A bold move by the banks: a response to the OCR cut.
Just moments after the Reserve Bank's decision to reduce the official cash rate (OCR) by 0.25% to 2.25%, a swift reaction from the banking sector unfolded. This move has sparked a wave of changes in the home loan market, leaving many wondering about its implications.
The Co-Operative Bank takes the lead
The Co-Operative Bank took a bold step, dropping its floating home loan rate by a significant 31 basis points, surpassing the Reserve Bank's reduction. This move sets a new benchmark, with their rate now at 4.99%. Chief Executive Mark Wilkshire emphasized their commitment to offering competitive interest rates, a promise that will undoubtedly attract attention from homeowners.
Westpac follows suit, but with a twist
Westpac announced a 20-basis-point cut to its variable home loan rates, and an even more substantial reduction of 25 basis points for most of its variable business rates. With nearly 90% of their customers on fixed rates, Westpac is offering rates below 5% for terms ranging from 6 months to 5 years. A strategic move to encourage new business and retain existing customers.
Kiwibank and ANZ join the race
Kiwibank and ANZ also announced their own reductions, cutting variable home loan rates by 15 and 20 basis points, respectively. These moves are in line with the market response to the OCR cut, but the question remains: how far will these reductions go, and will they be enough to stimulate the economy?

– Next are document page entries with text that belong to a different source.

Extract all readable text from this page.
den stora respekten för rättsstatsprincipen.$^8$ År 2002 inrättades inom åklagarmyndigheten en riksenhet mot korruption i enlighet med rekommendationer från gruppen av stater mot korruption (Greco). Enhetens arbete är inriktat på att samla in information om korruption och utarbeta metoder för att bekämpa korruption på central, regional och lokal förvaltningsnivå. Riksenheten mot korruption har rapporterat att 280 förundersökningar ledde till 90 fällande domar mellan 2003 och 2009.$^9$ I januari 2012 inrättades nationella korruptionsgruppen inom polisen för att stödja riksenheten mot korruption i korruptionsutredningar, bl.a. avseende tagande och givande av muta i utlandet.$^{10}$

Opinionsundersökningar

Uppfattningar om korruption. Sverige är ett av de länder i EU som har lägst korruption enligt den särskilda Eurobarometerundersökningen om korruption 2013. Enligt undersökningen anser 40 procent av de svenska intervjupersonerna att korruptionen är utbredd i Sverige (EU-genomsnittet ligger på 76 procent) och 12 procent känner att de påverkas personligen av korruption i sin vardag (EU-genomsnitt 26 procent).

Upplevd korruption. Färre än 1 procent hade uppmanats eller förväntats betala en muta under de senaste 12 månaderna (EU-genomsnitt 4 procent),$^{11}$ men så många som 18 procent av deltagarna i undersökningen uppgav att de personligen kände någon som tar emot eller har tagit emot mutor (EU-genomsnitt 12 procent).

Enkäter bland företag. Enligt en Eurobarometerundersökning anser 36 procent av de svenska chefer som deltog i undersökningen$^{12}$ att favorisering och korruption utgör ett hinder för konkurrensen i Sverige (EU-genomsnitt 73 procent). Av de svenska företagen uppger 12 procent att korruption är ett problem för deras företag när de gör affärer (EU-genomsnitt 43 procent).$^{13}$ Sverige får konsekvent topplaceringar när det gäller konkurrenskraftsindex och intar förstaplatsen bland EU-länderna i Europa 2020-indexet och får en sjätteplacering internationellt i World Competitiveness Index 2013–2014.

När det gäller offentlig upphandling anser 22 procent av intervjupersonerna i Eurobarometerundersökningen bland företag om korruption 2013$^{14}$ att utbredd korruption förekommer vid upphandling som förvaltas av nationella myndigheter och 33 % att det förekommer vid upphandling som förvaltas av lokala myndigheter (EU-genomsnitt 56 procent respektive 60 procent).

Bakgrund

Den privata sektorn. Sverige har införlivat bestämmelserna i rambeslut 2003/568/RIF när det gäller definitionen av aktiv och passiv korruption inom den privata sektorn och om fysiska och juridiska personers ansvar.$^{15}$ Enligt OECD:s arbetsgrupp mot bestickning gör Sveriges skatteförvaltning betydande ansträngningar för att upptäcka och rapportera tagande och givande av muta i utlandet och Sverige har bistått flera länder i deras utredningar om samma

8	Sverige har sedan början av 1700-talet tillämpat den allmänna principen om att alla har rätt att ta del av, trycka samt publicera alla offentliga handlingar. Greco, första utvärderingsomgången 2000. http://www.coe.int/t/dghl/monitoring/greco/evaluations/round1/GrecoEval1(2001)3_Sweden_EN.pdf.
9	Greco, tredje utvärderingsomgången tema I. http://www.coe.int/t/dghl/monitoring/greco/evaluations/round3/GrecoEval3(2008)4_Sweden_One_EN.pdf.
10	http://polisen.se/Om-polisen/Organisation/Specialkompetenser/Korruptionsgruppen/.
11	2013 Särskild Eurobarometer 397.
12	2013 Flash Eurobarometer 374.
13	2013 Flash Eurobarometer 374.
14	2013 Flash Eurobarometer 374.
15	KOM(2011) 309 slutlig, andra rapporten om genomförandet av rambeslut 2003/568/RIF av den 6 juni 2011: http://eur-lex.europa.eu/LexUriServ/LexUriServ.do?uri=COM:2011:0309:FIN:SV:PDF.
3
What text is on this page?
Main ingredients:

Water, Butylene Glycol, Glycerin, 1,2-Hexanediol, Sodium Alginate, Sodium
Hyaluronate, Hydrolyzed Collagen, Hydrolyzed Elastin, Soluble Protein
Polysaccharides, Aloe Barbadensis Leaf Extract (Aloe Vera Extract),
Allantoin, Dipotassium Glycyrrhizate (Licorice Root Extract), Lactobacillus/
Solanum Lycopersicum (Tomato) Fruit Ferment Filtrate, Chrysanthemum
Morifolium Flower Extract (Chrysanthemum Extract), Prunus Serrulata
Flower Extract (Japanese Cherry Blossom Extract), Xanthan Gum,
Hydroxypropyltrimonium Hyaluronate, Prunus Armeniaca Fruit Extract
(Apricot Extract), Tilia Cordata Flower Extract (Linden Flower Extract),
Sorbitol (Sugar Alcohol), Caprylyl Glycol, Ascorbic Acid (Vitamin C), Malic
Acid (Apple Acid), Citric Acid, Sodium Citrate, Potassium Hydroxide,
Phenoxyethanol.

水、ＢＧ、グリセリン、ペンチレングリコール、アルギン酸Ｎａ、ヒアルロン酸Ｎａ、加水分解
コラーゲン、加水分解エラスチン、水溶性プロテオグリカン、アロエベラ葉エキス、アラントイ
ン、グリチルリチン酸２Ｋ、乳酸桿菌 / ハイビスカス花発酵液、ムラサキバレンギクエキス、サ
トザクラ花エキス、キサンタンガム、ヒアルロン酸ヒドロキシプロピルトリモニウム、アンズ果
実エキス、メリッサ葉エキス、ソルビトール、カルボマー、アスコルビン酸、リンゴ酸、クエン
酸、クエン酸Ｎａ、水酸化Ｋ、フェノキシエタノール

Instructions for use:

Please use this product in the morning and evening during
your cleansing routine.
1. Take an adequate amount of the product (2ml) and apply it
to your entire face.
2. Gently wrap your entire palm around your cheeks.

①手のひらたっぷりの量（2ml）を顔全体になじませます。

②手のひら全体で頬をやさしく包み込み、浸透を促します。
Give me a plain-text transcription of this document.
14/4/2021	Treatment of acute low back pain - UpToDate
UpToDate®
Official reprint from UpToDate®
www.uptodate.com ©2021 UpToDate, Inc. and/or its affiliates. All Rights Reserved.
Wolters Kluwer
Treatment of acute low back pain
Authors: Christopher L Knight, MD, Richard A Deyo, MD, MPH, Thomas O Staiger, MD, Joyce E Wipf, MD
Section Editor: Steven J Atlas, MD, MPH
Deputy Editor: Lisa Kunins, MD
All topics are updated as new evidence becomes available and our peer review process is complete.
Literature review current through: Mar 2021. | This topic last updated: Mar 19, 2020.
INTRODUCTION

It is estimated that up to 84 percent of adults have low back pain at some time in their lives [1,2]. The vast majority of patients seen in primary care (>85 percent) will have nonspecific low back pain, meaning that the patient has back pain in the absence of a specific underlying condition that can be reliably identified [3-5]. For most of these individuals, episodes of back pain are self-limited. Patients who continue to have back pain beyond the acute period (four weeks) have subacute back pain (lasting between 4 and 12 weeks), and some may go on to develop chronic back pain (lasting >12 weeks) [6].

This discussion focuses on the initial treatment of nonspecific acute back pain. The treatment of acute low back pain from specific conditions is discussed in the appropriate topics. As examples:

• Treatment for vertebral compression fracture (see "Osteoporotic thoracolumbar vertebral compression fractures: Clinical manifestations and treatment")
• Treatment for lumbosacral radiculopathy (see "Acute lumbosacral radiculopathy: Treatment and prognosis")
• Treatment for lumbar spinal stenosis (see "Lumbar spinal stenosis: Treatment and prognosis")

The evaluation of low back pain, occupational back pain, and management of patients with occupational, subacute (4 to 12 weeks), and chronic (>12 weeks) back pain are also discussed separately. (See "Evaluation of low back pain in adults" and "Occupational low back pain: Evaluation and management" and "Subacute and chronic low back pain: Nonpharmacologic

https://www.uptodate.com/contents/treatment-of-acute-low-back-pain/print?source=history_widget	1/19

The future of OCR cuts: limited or ongoing?
The Reserve Bank has left the door open for further OCR reductions, depending on the medium-term inflation outlook and economic performance. With a forecast rate of 2.2% for next year, there seems to be a cautious optimism, suggesting that more cuts may be on the horizon, but with limitations.
Infometrics reinforces this view, suggesting that 2.25% is likely the lowest point in this cycle. They predict that by the next review on February 18th, positive economic indicators will make it clear that no further cuts are necessary, indicating a potential turning point in the economic landscape.
ASB agrees that the OCR is likely to remain on hold for now, but emphasizes that this is contingent on the economy performing as expected. The summer data flow will be a critical indicator, shaping the future of interest rate decisions.